Nativité
La pluie n’attendrit pas la peau du caillou. Elle raffermit la chair du raisin. Elle met l’eau dans la glaise et le grain dans la boue. Elle met l’eau à la bouche et les fleuves debout. Elle n’éteint pas la flamme des abeilles mais allume la fleur. Elle rafraîchit la terre et rend les plantes heureuses. Elle saute goutte à goutte de l’élan des fougères à l’éclat vert des prêles. Après l’ondée, le beau temps reparait à la une des feuillages. Les herbes se redressent et refont leurs cheveux. Les cordes à linge tournent sous les pas des oiseaux. Le soleil clignote sur la route des nuages, annonçant une chambre à l’auberge du cœur. Il fera chaud demain à la naissance des phrases.

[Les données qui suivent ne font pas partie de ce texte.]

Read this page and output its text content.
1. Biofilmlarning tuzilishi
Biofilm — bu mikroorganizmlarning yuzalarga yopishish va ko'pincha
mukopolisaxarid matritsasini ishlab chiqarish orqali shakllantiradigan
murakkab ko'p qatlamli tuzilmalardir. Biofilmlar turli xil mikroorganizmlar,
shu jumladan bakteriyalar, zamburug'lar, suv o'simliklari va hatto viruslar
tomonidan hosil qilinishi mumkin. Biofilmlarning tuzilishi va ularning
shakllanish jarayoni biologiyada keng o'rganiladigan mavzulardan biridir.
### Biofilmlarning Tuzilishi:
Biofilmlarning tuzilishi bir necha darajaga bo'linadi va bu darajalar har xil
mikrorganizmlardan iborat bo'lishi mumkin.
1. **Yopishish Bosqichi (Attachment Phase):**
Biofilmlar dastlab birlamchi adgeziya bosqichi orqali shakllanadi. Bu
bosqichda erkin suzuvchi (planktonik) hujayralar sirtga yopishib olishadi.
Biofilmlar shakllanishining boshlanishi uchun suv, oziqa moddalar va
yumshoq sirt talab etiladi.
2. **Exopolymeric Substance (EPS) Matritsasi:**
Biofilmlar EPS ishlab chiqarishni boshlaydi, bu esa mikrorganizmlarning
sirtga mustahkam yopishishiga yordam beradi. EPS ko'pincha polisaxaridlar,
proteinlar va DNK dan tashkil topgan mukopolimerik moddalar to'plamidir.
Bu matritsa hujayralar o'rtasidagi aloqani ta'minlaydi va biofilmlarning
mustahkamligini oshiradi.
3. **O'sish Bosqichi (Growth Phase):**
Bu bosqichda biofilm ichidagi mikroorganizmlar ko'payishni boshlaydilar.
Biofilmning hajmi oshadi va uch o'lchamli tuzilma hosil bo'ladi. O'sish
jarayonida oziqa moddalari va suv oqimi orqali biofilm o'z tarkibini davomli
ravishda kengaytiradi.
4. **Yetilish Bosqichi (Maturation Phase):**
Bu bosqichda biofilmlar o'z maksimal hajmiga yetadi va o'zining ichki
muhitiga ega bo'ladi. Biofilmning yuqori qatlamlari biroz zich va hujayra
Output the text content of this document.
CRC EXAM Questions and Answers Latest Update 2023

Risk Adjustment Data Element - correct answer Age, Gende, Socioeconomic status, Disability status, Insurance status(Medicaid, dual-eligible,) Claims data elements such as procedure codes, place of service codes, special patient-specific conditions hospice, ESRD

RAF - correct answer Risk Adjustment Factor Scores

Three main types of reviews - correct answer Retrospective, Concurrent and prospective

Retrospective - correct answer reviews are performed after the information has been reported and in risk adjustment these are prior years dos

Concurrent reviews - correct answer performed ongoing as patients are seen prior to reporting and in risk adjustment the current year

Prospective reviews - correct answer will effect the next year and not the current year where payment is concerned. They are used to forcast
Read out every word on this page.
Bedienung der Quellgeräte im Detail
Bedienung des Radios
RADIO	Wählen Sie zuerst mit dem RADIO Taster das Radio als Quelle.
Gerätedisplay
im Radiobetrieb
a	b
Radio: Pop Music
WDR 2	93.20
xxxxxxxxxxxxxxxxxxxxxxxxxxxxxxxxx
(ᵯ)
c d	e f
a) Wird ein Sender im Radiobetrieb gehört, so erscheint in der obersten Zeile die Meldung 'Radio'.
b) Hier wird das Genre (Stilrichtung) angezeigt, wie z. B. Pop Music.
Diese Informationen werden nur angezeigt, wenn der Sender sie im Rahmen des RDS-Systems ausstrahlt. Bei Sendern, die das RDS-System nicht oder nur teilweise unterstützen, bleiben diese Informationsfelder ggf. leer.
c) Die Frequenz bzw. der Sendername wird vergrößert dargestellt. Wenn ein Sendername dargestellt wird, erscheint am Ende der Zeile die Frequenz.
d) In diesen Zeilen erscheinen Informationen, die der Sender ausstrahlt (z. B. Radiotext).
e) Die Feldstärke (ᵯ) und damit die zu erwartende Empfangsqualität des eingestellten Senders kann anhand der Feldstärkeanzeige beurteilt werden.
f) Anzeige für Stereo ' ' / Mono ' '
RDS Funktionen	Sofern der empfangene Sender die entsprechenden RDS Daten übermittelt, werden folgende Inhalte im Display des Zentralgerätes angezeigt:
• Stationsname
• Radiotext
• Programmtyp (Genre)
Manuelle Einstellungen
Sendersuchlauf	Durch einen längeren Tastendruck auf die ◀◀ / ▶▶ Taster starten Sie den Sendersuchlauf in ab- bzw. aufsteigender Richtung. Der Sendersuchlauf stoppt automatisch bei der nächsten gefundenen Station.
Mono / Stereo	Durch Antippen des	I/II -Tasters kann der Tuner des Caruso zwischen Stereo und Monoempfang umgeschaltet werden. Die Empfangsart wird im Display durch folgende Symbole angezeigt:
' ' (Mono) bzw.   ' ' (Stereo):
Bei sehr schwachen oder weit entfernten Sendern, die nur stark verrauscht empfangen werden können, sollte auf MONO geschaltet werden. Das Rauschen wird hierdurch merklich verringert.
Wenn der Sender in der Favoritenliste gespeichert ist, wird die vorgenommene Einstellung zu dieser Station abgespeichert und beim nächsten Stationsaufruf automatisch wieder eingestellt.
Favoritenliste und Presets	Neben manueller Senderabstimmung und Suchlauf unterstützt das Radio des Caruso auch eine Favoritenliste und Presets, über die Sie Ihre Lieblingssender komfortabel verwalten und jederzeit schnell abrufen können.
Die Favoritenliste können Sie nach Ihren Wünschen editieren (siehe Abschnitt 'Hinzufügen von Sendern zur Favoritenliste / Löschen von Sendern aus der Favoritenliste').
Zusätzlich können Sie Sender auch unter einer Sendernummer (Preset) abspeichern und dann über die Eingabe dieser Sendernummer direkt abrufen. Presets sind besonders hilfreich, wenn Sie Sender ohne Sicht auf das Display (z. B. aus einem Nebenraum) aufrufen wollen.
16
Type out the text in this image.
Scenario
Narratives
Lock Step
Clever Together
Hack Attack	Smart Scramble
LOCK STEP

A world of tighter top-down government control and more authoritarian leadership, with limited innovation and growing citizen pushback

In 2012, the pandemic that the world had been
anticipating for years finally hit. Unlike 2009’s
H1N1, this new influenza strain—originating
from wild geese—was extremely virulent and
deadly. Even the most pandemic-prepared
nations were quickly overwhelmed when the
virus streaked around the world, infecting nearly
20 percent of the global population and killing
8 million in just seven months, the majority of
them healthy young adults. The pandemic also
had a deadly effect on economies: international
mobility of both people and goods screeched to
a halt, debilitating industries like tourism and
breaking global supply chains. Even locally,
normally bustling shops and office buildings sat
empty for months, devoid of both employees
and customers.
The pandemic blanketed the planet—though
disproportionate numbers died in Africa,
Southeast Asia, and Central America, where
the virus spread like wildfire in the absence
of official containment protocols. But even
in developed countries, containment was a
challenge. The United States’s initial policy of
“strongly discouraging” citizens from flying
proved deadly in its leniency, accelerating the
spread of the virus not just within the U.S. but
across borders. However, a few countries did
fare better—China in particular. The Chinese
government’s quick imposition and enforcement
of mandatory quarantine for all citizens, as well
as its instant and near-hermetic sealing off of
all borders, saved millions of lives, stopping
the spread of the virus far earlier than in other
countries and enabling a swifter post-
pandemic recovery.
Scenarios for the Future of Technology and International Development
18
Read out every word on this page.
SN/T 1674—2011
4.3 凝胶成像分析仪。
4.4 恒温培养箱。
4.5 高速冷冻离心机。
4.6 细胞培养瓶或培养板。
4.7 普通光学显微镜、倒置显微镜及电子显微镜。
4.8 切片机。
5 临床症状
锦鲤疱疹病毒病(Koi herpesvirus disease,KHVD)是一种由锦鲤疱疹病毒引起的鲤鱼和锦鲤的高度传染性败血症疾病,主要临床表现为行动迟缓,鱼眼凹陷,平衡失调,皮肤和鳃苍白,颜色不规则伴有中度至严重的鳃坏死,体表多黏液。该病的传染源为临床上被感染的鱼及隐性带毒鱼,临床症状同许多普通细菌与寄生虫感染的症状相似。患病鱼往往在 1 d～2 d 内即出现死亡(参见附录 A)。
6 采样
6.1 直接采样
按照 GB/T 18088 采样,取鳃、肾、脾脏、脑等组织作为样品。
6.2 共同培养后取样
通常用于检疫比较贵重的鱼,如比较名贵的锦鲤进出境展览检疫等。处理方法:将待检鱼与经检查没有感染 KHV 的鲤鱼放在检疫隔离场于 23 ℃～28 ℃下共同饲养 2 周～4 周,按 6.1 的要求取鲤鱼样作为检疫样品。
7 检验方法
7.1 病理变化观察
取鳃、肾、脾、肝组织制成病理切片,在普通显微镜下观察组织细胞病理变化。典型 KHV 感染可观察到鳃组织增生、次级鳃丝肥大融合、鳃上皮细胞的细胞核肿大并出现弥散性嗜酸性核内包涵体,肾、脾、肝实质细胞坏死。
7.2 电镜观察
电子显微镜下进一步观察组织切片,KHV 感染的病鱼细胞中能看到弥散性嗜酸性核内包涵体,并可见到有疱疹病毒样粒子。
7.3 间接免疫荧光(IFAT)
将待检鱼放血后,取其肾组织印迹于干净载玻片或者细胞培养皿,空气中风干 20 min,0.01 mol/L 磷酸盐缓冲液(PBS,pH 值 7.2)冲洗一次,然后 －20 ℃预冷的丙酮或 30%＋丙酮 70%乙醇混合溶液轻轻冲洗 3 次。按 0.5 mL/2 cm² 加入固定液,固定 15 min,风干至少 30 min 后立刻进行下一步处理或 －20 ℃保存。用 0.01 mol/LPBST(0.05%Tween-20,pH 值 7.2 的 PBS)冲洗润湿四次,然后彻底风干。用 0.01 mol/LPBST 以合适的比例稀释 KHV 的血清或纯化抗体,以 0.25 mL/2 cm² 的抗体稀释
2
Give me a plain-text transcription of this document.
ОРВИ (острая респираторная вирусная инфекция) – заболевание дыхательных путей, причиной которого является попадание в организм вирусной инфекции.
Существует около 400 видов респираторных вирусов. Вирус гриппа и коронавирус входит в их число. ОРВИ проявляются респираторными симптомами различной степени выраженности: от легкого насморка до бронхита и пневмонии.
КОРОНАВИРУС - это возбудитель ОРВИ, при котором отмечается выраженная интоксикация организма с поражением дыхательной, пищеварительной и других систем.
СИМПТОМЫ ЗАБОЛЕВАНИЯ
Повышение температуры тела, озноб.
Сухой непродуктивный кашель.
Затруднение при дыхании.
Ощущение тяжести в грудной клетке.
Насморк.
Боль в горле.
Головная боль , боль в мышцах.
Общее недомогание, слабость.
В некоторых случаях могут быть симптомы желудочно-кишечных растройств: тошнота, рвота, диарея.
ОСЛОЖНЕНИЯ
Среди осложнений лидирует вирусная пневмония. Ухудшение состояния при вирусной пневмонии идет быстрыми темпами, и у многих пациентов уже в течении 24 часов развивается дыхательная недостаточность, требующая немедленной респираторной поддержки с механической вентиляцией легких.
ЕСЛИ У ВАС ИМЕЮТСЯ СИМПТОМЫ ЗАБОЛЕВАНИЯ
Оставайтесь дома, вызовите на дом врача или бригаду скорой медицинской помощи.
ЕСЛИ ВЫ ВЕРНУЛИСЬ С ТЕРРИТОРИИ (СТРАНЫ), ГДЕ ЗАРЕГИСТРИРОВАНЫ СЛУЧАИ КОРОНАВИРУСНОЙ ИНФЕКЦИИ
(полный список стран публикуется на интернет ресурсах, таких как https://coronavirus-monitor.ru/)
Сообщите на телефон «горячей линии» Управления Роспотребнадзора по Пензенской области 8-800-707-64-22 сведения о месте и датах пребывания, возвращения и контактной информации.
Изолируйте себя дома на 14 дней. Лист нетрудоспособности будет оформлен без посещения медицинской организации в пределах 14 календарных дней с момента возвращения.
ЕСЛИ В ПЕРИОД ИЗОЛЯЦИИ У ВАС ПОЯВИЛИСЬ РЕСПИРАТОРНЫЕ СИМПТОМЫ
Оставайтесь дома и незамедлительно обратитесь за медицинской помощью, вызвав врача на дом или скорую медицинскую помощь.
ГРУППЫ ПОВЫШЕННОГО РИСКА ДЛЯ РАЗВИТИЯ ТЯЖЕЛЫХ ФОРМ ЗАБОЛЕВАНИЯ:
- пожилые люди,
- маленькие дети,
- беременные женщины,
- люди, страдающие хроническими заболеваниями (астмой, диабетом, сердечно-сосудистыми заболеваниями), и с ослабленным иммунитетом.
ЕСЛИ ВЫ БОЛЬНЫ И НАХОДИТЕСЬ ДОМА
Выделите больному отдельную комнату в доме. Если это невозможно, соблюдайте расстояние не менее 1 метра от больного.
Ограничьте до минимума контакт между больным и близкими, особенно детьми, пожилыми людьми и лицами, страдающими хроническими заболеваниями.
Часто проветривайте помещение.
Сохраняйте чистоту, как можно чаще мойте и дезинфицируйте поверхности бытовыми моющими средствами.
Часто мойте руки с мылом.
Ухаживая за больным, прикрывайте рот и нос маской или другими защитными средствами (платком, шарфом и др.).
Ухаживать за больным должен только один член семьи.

Suivant l’étoile du berger, chaque lecteur apporte un peu d’or à la page, de la myrrhe aux voyelles, de l’encens aux images. Chaque nouvelle phrase sert de point d’appui vers l’immunité même du désir et propulse en avant. Dans ce monde de ténèbres, chaque poème est un appel d’âme, une étincelle sur le sable, un éclair de génie dans la sottise ambiante, une balle d’enfant parmi les vieilles tombes, la sève dans la fleur étourdissant l’insecte, le sexe des semences sous la jupe des blés, un papillon qui court dans l’odeur des pommes, un pied dressé plus haut dans la marche des hommes. Dans une corbeille de chiendent, elle regarde le monde avec les yeux des fraises.
Le ciel agite ses nuages comme un jongleur ses ballons. Un merle chante bleu parmi les aquarelles, un oiseau qui s’échappe sous la brosse d’un peintre. Les choses que l’on vend n’ont que le prix du temps mais celles que l’on donne apportent la lumière. De la chair à l’écorce, le front dans les cailloux, l’oreille pleine de terre, du mil entre les dents, la vie commence dans le sang et poursuit dans la sève. Les glands morts renaissent au départ d’un chêne et la valse des feuilles dans la portée des souches.